In another funny riff, he describes what happens when the roughest inmates find out about his Orthodox upbringing and, instead of mocking him, express their admiration for his pious heritage, claiming that the hassidim they had crossed paths with always struck them as incredibly tough and loyal.
Surprised, Steinberg considers the notion that perhaps they are right, that “hassidim were, in a way I had never quite appreciated, the epitome of gangsta... Hassidim had a reputation of viewing the world as us-versus-them, and running their businesses and institutions without any regard for a system of law imposed by outsiders, persecutors of the community.”
He often seems to purposefully put forth a pose, a cool masculine detachment, but his emotional vulnerability is palpable. There was always an intensity about him. He reveals that as a teenager he immersed himself in the study of Torah and would carry around the Mishna, which he would open during any spare moment. He ran a Torah-studies journal, and would not shake a woman’s hand. He spent his high-school senior year devouring the volume of the Talmud that deals with corporal punishment, and after high school and more years of study in a yeshiva, left to spend some time in the West Bank, where he pursued his religious studies. And then, he suddenly stopped describing himself as a “big-time Orthodox failure.”
He never confronts the consequences of that momentous decision. Why did he leave Orthodoxy? What happened to his relationship with God? What are his feelings now about his family and the community he left? Is he angry, sad, depressed or just confused? Does he miss any of it? Does he miss his friends? On these issues he is silent, almost reserved. Even about his live-in girlfriend Kayla, a medical student, he says nothing.

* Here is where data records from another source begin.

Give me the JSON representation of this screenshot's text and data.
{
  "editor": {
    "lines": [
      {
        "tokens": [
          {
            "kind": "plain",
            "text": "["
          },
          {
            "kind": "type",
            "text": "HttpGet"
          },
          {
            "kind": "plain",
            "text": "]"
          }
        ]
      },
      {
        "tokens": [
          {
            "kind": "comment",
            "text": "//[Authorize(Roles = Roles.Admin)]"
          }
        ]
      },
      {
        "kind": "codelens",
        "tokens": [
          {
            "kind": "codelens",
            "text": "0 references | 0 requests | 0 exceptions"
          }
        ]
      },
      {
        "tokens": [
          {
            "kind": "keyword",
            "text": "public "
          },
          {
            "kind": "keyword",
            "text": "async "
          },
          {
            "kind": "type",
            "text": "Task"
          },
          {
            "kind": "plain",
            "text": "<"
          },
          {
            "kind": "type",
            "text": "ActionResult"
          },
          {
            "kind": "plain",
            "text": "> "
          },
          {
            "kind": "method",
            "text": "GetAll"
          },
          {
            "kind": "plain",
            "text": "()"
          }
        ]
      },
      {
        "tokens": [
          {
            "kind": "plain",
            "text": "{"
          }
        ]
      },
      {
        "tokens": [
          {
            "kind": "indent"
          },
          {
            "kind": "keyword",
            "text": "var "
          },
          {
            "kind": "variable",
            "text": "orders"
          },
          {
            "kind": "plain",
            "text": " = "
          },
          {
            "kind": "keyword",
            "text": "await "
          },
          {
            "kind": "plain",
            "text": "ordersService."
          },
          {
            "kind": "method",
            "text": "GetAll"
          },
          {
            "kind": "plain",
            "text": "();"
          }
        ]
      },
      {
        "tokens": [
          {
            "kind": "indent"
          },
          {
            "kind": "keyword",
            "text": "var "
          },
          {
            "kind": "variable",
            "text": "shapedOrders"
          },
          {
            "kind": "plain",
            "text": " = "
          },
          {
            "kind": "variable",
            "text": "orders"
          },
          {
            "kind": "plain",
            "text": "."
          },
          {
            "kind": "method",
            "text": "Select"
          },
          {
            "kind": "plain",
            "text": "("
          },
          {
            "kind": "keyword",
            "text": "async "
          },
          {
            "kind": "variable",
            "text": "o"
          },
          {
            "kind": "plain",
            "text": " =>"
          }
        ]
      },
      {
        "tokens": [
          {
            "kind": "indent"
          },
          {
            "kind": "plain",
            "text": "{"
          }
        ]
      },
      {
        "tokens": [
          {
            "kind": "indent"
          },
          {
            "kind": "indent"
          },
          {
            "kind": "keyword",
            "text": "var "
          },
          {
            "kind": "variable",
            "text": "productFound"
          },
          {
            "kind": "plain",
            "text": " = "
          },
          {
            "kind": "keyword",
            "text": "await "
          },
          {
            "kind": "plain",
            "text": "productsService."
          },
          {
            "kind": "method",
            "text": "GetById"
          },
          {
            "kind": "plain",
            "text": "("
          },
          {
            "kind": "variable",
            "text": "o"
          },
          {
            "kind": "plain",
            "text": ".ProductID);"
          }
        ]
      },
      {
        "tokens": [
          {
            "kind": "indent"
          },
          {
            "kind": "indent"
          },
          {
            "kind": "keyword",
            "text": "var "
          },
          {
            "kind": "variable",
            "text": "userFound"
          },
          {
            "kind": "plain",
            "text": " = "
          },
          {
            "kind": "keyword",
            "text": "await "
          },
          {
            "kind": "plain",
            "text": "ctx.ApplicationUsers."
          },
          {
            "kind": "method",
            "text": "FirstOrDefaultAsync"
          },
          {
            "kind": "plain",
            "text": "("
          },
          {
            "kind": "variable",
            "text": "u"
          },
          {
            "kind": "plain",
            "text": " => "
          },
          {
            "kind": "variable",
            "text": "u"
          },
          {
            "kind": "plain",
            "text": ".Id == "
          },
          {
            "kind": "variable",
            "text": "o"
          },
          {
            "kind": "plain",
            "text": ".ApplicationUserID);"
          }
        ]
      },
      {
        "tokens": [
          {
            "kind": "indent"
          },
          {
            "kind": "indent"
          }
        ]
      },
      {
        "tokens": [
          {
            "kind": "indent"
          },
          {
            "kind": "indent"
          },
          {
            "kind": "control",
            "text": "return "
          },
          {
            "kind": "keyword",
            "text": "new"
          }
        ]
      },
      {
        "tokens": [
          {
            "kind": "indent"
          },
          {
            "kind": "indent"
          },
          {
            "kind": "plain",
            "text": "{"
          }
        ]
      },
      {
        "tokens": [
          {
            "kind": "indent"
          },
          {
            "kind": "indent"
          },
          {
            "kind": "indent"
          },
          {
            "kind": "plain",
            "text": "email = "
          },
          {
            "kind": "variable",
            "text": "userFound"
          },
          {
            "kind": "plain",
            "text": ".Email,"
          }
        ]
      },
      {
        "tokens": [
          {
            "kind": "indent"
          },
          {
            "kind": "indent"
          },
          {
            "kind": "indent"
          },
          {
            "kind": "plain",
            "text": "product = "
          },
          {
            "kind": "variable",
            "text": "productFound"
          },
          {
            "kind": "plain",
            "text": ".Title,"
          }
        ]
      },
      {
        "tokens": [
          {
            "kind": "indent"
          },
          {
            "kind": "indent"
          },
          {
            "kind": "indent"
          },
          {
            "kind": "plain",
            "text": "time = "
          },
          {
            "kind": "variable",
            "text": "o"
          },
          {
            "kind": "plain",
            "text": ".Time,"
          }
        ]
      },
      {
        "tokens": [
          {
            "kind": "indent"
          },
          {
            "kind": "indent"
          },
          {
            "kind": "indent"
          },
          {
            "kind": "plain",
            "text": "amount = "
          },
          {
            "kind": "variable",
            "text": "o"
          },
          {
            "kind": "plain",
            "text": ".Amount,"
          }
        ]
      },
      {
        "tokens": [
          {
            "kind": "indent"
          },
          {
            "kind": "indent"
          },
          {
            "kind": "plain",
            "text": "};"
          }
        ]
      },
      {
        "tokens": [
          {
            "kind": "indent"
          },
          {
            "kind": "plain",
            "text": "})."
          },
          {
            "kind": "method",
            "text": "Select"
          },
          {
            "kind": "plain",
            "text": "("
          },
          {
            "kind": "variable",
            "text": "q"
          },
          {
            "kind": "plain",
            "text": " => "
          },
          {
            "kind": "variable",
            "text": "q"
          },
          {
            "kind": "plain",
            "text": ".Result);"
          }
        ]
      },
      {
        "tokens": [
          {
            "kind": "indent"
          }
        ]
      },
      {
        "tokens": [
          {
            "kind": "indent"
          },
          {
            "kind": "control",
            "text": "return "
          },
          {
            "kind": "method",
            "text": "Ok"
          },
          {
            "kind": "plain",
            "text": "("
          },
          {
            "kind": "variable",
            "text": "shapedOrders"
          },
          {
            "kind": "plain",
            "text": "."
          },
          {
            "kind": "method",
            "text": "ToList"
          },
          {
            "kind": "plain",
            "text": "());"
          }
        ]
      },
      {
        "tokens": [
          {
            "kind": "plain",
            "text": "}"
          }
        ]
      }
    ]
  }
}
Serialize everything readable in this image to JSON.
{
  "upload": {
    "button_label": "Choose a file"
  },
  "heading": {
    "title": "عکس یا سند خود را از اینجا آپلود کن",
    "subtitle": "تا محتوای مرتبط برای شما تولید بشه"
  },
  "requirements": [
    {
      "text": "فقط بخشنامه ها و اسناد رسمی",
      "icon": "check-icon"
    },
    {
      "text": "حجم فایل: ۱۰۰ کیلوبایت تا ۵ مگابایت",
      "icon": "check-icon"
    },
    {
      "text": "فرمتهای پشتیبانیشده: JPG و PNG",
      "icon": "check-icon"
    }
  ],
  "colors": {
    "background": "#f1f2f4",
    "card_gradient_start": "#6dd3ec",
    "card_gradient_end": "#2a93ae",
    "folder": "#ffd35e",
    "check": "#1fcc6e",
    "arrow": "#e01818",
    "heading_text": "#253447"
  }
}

The reader can’t help but wonder about all Steinberg leaves out. We hear a few mutterings about a stern grandmother, a Holocaust survivor who chastised him as a boy for hanging a poster of Michael Jordan in his bedroom. There are tidbits about his mother’s aggravation with her own mother. But he doesn’t speak of love or sex or passion or loss or longing for any other human being, or his own personal troubles dealing with the world. Outside of a brief mention of intermittent back pain and sleeplessness, he allows the ghosts to continue to haunt him. In his next book, this gifted writer must attempt to meet them head-on.